Il presidente irlandese Leo Varadkar, un medico, è il premier liberale che è stato in grado di trasformare l’assetto etico- politico del suo paese, depenalizzando l’aborto attraverso un referendum, consuetudine ormai consolidata dopo il referendum del 2015 che aveva già portato alla legalizzazione del matrimonio omosessuale. Per far questo, il 25 maggio 2018 ha chiamato alle urne gli irlandesi, con lo scopo di abrogare l’ottavo emendamento della costituzione irlandese del 1983, nel quale si riconosceva al feto lo statuto di “cittadino”.
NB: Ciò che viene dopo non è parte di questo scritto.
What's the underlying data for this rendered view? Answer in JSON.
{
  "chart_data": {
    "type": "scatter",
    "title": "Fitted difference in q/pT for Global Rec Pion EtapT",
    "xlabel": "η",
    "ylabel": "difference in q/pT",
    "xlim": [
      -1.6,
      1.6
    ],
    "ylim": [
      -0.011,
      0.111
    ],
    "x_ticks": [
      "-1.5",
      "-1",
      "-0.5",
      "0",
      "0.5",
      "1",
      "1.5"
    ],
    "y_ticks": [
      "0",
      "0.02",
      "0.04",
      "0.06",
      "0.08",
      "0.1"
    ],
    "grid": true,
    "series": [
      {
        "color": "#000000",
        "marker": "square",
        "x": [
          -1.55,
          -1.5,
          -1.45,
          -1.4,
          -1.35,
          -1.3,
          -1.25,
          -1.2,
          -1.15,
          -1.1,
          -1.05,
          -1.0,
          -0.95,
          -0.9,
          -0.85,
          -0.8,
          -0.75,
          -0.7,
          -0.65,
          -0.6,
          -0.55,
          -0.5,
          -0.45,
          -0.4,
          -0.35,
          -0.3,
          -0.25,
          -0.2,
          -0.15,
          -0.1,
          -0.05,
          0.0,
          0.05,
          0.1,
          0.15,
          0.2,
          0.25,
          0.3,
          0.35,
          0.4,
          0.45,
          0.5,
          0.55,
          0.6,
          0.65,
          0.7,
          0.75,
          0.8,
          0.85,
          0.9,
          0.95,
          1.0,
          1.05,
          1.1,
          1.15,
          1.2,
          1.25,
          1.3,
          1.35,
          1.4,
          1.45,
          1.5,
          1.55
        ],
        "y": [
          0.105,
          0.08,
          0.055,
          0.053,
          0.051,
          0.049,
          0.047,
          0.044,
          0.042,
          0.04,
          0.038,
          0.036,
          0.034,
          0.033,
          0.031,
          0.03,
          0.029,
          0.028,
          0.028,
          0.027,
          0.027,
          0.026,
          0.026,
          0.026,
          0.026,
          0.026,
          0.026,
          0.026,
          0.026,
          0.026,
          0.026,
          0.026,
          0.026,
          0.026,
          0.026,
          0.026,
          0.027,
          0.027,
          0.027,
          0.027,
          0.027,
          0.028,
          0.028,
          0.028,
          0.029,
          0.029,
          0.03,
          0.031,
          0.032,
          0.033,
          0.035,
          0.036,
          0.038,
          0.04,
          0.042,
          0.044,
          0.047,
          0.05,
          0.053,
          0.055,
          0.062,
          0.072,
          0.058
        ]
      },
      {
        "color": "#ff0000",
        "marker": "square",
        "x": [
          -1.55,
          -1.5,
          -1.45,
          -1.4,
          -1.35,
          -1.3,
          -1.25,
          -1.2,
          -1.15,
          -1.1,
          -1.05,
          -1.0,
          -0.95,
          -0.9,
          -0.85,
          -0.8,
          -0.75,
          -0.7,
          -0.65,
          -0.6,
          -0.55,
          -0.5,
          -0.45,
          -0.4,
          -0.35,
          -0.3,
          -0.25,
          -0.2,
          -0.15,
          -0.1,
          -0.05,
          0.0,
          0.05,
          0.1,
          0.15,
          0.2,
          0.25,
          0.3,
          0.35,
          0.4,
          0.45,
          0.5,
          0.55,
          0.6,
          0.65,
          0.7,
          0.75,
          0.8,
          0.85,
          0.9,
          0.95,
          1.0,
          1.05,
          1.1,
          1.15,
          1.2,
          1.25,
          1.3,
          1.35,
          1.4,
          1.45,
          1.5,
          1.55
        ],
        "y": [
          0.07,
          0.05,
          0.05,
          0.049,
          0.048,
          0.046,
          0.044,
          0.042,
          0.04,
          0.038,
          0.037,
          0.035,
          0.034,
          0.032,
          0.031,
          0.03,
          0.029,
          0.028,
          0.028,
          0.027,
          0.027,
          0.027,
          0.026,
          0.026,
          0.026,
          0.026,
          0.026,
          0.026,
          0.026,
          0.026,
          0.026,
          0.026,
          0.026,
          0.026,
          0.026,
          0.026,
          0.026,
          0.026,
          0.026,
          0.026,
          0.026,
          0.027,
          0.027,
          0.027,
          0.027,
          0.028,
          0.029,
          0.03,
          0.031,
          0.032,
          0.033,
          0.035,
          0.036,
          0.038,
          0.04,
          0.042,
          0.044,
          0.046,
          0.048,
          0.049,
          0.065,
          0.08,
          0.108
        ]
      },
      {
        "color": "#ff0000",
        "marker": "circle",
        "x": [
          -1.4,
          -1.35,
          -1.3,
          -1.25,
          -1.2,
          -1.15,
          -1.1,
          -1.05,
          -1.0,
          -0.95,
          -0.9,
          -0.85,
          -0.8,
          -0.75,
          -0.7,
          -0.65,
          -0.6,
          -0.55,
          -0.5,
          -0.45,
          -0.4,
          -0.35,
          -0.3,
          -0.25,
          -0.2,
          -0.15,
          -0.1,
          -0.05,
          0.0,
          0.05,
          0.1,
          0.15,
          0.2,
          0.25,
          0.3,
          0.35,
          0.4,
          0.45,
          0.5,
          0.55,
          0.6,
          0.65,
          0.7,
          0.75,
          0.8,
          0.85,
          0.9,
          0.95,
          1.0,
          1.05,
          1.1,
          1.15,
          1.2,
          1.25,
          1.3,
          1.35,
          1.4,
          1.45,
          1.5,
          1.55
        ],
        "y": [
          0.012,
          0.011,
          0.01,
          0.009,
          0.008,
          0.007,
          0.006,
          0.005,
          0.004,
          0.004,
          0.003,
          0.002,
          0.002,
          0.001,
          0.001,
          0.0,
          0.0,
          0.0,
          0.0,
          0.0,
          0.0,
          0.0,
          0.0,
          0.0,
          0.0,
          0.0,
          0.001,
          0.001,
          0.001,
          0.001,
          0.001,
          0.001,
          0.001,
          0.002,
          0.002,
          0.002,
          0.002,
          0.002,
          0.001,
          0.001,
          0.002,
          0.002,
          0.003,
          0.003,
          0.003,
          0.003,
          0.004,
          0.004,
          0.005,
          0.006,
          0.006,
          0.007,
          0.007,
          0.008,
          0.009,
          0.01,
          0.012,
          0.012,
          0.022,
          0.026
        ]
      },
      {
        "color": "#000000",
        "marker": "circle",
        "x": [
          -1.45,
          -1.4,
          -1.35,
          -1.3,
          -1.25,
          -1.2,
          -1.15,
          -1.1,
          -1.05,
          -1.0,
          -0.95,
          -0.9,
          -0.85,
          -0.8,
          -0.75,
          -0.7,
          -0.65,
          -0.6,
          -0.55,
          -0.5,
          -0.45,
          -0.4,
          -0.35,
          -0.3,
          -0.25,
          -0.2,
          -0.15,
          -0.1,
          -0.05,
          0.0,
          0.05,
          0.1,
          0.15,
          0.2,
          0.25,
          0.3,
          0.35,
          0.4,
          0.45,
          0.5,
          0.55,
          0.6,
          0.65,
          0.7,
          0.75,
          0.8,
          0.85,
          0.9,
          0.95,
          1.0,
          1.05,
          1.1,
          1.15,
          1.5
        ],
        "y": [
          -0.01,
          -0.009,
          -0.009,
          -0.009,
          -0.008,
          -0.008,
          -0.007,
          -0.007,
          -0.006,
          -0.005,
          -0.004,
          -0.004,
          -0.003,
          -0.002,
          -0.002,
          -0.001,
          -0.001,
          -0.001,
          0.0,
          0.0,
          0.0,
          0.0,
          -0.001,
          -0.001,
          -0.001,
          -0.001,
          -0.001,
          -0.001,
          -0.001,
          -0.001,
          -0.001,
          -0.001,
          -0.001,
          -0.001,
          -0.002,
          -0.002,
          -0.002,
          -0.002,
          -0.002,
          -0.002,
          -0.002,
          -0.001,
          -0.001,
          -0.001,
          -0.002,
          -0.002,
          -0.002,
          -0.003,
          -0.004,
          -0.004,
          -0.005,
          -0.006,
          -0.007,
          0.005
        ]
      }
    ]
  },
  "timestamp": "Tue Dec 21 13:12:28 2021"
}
L’Irlanda era considerata uno dei paesi più conservatori dell’Europa, e questo probabilmente grazie anche alla forza e al radicamento di una solida tradizione cattolica. Tuttavia ad oggi la situazione è radicalmente cambiata.
Eppure c’è un dato che continua ad attirare la nostra attenzione. Cioè il fatto che nonostante i movimenti ultra- femministi radicali e quelli pro-aborto abbiano portato avanti una campagna mediatica ed una pressione politica che alla fine ha dato, purtroppo, i suoi frutti, l’Irlanda continua ad essere il paese europeo con il più alto tasso di natalità.
Questo elemento ci aiuta a riconoscere quanto il tessuto sociale irlandese sia ancora forte.
Ad indicare un divorzio netto e patente tra la vita e l’ideologia. Ci auguriamo che i fatti, che comunque trascendono le leggi, siano sempre e ancora dalla parte della Vita, anche in Irlanda.